Other cost reduction measures
In addition to capacity cuts, the Group will also introduce other cost reduction measures.
According to the Group, for the remainder of this financial year, Qantas Chairman and Qantas CEO will take no salary, while Qantas Board and Group Executive Management will take a 30 per cent pay cut.
What’s more, the Group added that the annual management bonuses have been set to zero for this financial year, and it’ll freeze all non-essential recruitment and consultancy work, while asking all Qantas and Jetstar employees to take paid or unpaid leave “in light of reduced flying activity”.

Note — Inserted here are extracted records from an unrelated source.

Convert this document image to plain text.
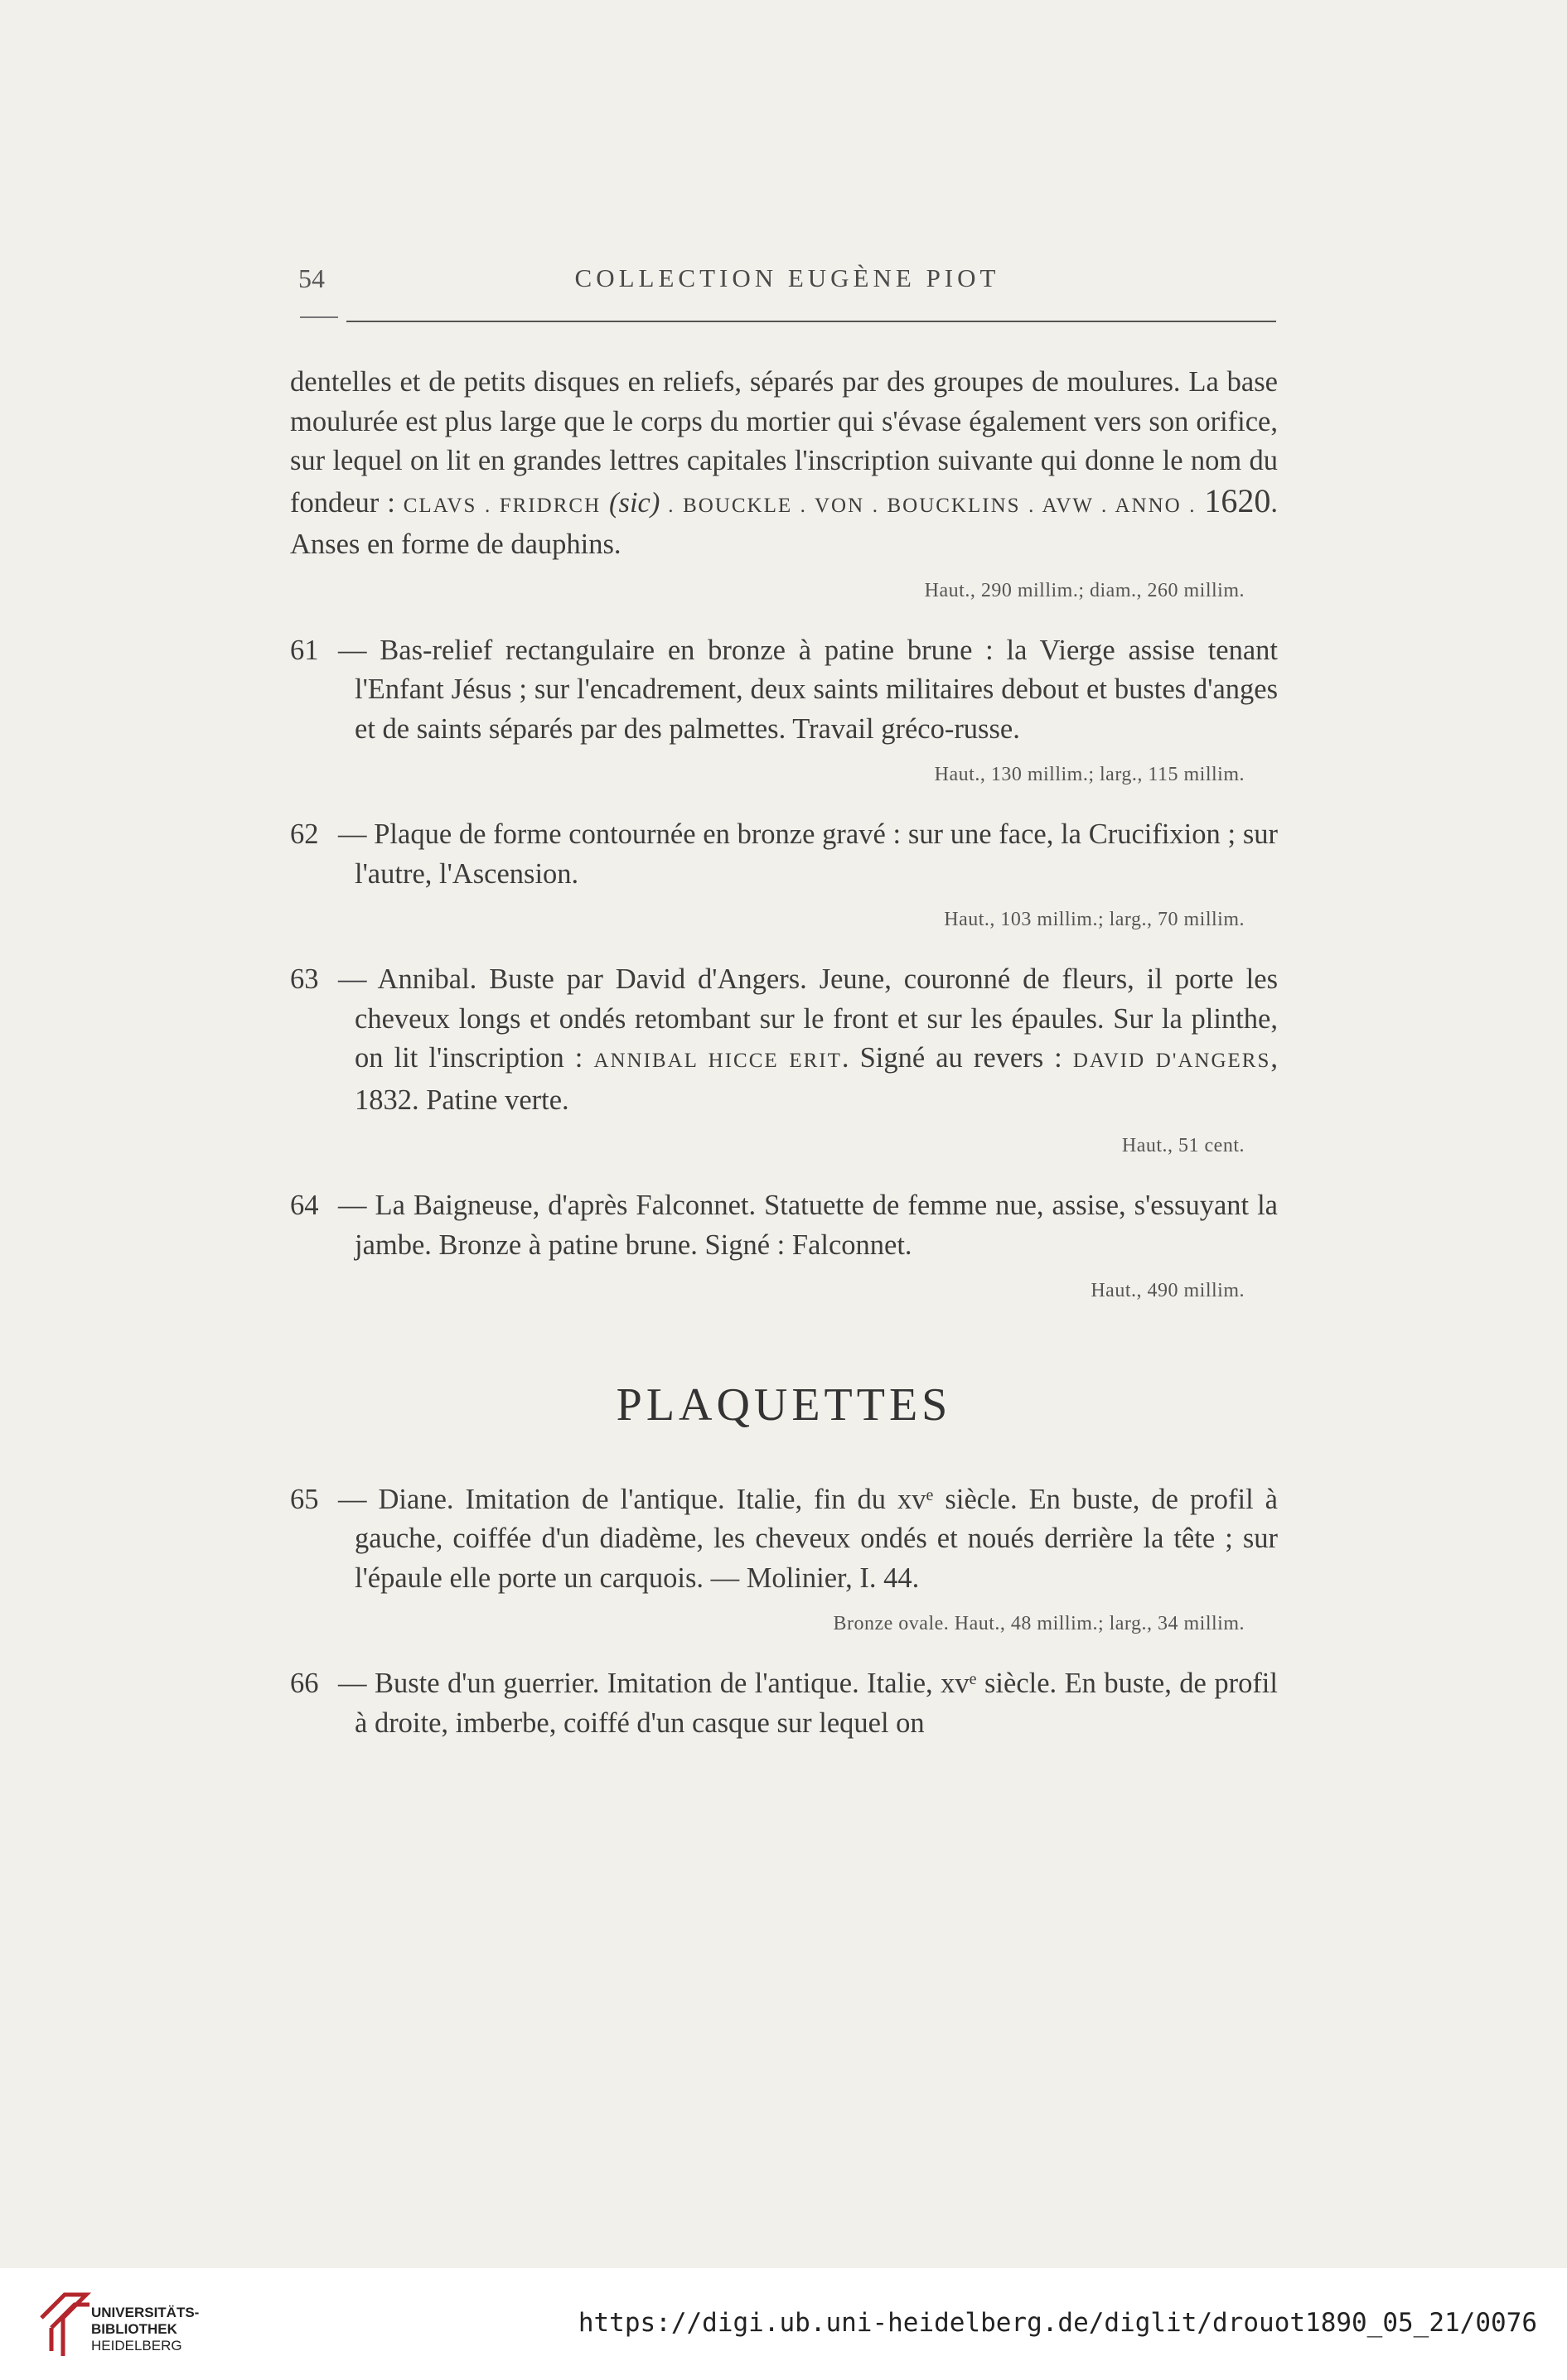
54	COLLECTION EUGÈNE PIOT
dentelles et de petits disques en reliefs, séparés par des groupes de moulures. La base moulurée est plus large que le corps du mortier qui s'évase également vers son orifice, sur lequel on lit en grandes lettres capitales l'inscription suivante qui donne le nom du fondeur : CLAVS . FRIDRCH (sic) . BOUCKLE . VON . BOUCKLINS . AVW . ANNO . 1620. Anses en forme de dauphins.
Haut., 290 millim.; diam., 260 millim.
61 — Bas-relief rectangulaire en bronze à patine brune : la Vierge assise tenant l'Enfant Jésus ; sur l'encadrement, deux saints militaires debout et bustes d'anges et de saints séparés par des palmettes. Travail gréco-russe.
Haut., 130 millim.; larg., 115 millim.
62 — Plaque de forme contournée en bronze gravé : sur une face, la Crucifixion ; sur l'autre, l'Ascension.
Haut., 103 millim.; larg., 70 millim.
63 — Annibal. Buste par David d'Angers. Jeune, couronné de fleurs, il porte les cheveux longs et ondés retombant sur le front et sur les épaules. Sur la plinthe, on lit l'inscription : ANNIBAL HICCE ERIT. Signé au revers : DAVID D'ANGERS, 1832. Patine verte.
Haut., 51 cent.
64 — La Baigneuse, d'après Falconnet. Statuette de femme nue, assise, s'essuyant la jambe. Bronze à patine brune. Signé : Falconnet.
Haut., 490 millim.
PLAQUETTES
65 — Diane. Imitation de l'antique. Italie, fin du $xv^e$ siècle. En buste, de profil à gauche, coiffée d'un diadème, les cheveux ondés et noués derrière la tête ; sur l'épaule elle porte un carquois. — Molinier, I. 44.
Bronze ovale. Haut., 48 millim.; larg., 34 millim.
66 — Buste d'un guerrier. Imitation de l'antique. Italie, $xv^e$ siècle. En buste, de profil à droite, imberbe, coiffé d'un casque sur lequel on
UNIVERSITÄTS-
BIBLIOTHEK
HEIDELBERG
https://digi.ub.uni-heidelberg.de/diglit/drouot1890_05_21/0076
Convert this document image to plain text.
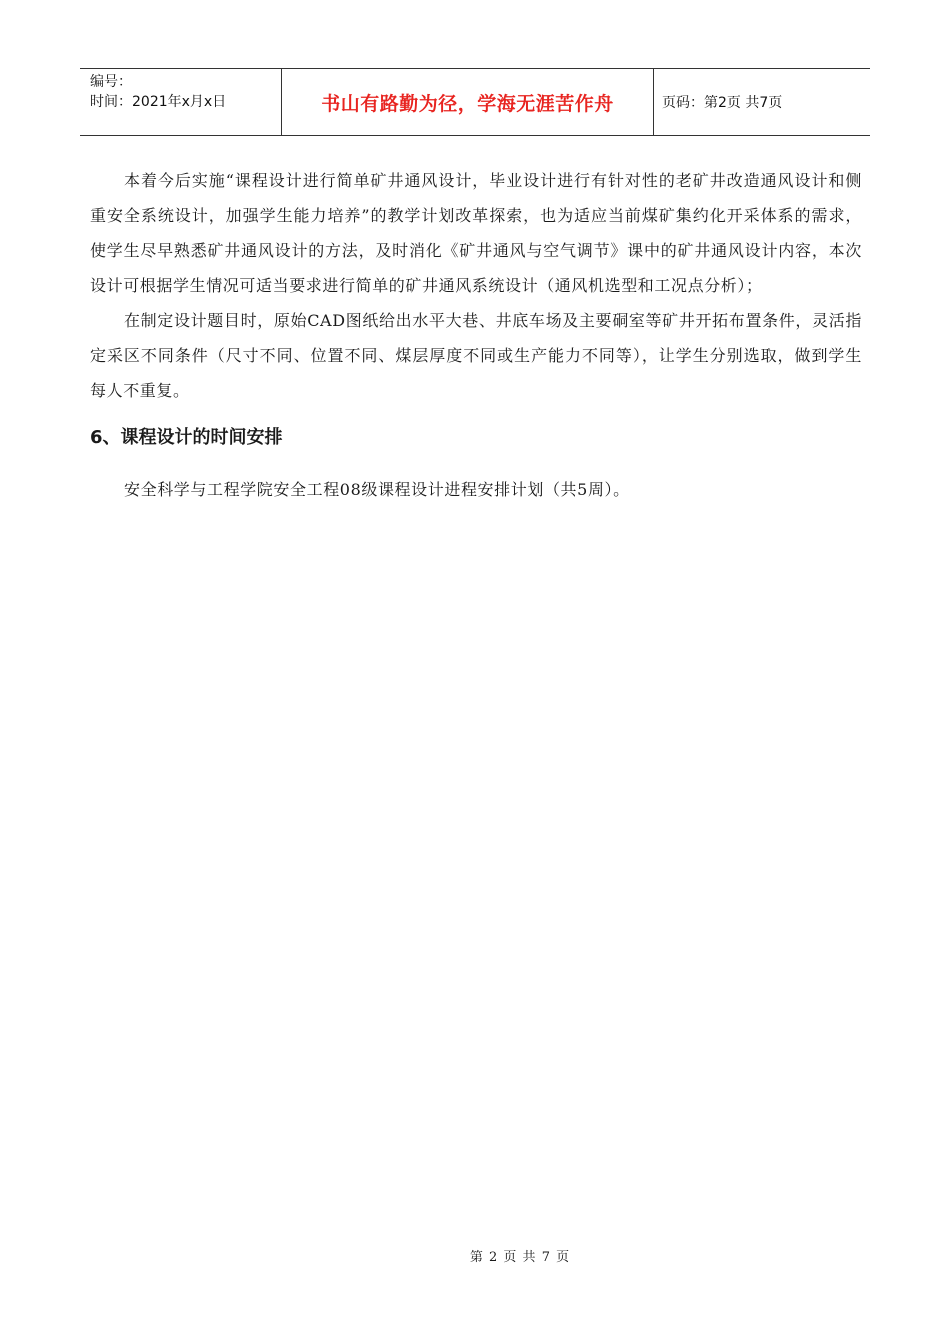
编号：
时间：2021年x月x日	书山有路勤为径，学海无涯苦作舟	页码：第2页 共7页

本着今后实施“课程设计进行简单矿井通风设计，毕业设计进行有针对性的老矿井改造通风设计和侧重安全系统设计，加强学生能力培养”的教学计划改革探索，也为适应当前煤矿集约化开采体系的需求，使学生尽早熟悉矿井通风设计的方法，及时消化《矿井通风与空气调节》课中的矿井通风设计内容，本次设计可根据学生情况可适当要求进行简单的矿井通风系统设计（通风机选型和工况点分析）；

在制定设计题目时，原始CAD图纸给出水平大巷、井底车场及主要硐室等矿井开拓布置条件，灵活指定采区不同条件（尺寸不同、位置不同、煤层厚度不同或生产能力不同等），让学生分别选取，做到学生每人不重复。

6、课程设计的时间安排

安全科学与工程学院安全工程08级课程设计进程安排计划（共5周）。

第 2 页 共 7 页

Commenting on the changes, Alan Joyce, Qantas Group CEO, said: “In the past fortnight we’ve seen a sharp drop in bookings on our international network as the global coronavirus spread continues.
“We expect lower demand to continue for the next several months, so rather than taking a piecemeal approach we’re cutting capacity out to mid-September. This improves our ability to reduce costs as well as giving more certainty to the market, customers and our people.
“We retain the flexibility to cut further or to put capacity back in as this situation develops.
“It’s hard to predict how long this situation will last, which is why we’re moving now to make sure we remain well positioned. But we know it will pass, and we’ll be well positioned to take advantage of opportunities when it does.”